Overview
This project aims to predict the profit margins of a retail superstore using linear regression. The dataset contains sales and profit information for various categories of products sold.
Dataset
The dataset used in this project is the "Sample - Superstore" dataset, which includes the following columns:
Row ID => Unique ID for each row.
Order ID => Unique Order ID for each Customer.
Order Date => Order Date of the product.
Ship Date => Shipping Date of the Product.
Ship Mode=> Shipping Mode specified by the Customer.
Customer ID => Unique ID to identify each Customer.
Customer Name => Name of the Customer.
Segment => The segment where the Customer belongs.
Country => Country of residence of the Customer.
City => City of residence of of the Customer.
State => State of residence of the Customer.
Postal Code => Postal Code of every Customer.
Region => Region where the Customer belong.
Product ID => Unique ID of the Product.
Category => Category of the product ordered.
Sub-Category => Sub-Category of the product ordered.

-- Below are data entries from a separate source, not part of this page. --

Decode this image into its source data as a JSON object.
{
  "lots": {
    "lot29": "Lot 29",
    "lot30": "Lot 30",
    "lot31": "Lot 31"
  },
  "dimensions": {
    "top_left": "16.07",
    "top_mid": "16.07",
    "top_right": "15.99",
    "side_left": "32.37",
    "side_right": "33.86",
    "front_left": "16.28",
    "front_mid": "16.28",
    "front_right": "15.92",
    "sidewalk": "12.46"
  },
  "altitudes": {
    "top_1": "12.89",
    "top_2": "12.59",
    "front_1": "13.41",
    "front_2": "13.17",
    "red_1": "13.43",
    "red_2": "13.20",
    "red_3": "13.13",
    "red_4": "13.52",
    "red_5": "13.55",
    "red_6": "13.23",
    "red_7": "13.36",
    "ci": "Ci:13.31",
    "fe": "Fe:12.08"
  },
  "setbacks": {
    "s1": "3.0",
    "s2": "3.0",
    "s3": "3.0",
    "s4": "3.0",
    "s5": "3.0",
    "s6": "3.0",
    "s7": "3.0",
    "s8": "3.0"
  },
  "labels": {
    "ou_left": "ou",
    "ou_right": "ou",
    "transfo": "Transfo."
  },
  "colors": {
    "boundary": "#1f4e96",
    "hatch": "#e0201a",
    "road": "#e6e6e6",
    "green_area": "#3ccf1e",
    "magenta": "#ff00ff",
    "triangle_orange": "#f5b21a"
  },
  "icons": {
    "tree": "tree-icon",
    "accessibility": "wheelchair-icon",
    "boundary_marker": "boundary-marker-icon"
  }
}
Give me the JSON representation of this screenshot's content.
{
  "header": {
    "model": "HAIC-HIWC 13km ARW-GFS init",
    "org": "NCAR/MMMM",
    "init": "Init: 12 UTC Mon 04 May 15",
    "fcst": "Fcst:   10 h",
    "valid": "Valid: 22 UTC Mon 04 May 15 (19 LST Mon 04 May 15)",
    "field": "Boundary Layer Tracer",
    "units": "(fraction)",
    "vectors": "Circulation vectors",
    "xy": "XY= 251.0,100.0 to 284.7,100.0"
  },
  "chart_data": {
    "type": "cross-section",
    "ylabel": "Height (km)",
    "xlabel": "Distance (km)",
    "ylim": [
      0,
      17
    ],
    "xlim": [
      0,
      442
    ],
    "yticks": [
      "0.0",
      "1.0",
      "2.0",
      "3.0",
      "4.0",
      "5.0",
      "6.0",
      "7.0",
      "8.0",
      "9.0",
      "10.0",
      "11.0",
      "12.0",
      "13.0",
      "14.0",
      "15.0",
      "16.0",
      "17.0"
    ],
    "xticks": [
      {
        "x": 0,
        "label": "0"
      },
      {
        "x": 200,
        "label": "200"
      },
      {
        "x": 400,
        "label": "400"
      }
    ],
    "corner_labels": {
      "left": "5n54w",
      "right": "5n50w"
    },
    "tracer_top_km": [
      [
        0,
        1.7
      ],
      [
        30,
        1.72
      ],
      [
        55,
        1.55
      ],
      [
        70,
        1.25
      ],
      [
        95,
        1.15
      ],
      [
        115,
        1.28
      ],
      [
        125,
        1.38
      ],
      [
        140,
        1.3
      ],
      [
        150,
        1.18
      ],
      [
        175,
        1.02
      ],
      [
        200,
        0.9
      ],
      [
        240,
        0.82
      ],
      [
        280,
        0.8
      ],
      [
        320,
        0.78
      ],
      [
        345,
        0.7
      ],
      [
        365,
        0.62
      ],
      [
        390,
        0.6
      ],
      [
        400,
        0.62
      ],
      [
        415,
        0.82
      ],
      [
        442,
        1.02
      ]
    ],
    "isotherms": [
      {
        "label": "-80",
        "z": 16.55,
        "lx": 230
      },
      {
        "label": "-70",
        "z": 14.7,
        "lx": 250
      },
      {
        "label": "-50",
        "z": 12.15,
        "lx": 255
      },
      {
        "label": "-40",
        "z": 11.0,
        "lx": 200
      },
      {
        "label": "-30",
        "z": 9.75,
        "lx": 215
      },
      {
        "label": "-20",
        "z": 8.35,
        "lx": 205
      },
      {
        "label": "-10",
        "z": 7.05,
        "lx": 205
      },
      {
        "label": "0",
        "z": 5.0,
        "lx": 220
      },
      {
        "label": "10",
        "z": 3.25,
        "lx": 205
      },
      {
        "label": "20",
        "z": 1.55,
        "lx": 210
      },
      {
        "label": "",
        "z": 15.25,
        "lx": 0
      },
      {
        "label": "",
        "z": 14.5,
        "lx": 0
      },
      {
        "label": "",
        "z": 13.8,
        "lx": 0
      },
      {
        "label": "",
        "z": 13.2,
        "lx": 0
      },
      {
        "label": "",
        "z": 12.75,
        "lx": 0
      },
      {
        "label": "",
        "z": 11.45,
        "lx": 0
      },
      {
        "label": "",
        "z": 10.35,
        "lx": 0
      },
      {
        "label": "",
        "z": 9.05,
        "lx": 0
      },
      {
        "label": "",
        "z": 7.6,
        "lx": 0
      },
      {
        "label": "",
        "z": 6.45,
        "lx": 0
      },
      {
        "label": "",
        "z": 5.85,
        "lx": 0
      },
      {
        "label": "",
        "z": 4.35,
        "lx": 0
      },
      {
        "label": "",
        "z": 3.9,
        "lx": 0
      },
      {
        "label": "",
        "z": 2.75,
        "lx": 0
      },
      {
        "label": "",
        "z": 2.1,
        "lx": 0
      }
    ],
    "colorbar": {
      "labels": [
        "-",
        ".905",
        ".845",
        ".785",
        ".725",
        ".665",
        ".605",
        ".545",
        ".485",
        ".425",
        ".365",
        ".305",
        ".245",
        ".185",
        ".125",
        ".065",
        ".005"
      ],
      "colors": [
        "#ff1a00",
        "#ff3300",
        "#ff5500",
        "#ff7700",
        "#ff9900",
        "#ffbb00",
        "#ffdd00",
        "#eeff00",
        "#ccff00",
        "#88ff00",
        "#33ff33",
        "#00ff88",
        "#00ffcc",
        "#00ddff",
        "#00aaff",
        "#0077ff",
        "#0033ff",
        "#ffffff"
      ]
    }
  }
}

Product Name => Name of the Product
Sales => Sales of the Product.
Quantity => Quantity of the Product.
Discount => Discount provided.
Profit => Profit/Loss incurred
Visualization
Several visualizations are included to understand the distribution of profits, sales, and their relationships:
Profit Distribution Sales vs. Profit scatter plot Profit Distribution by Category Profit vs. Discount scatter plot Daily Sales Over Time
Overview of the Model Training Process
Data Collection:
The dataset used is the "Sample - Superstore," which contains sales and profit data along with other relevant features.
Data Preprocessing:
Loading Data: The dataset is loaded into a DataFrame using Pandas. Exploratory Data Analysis (EDA): Visualizations are created to understand the distribution of the target variable (Profit) and the relationships between features (e.g., Sales and Profit). Handling Missing Values: Check for and address any missing data if necessary (not shown in the code but important in practice).
Feature Selection:
Independent Variable (X): Sales is selected as the independent variable. Dependent Variable (y): Profit is the target variable that the model aims to predict.
Data Splitting:
The dataset is split into training and testing sets using an 80-20 split. This helps evaluate the model's performance on unseen data.
Data Scaling:
The Sales feature is standardized using StandardScaler to improve the model's performance by ensuring all features contribute equally.
Model Training:
A Linear Regression model is instantiated and trained using the standardized training data. The model learns the relationship between Sales and Profit.
Model Evaluation:
Predictions are made on both the training and testing sets. Performance metrics are calculated: Root Mean Square Error (RMSE): Measures the average prediction error, providing insight into the model's accuracy. Average Mean Absolute Error (AMSE): Indicates the average absolute errors, giving a clear measure of prediction quality.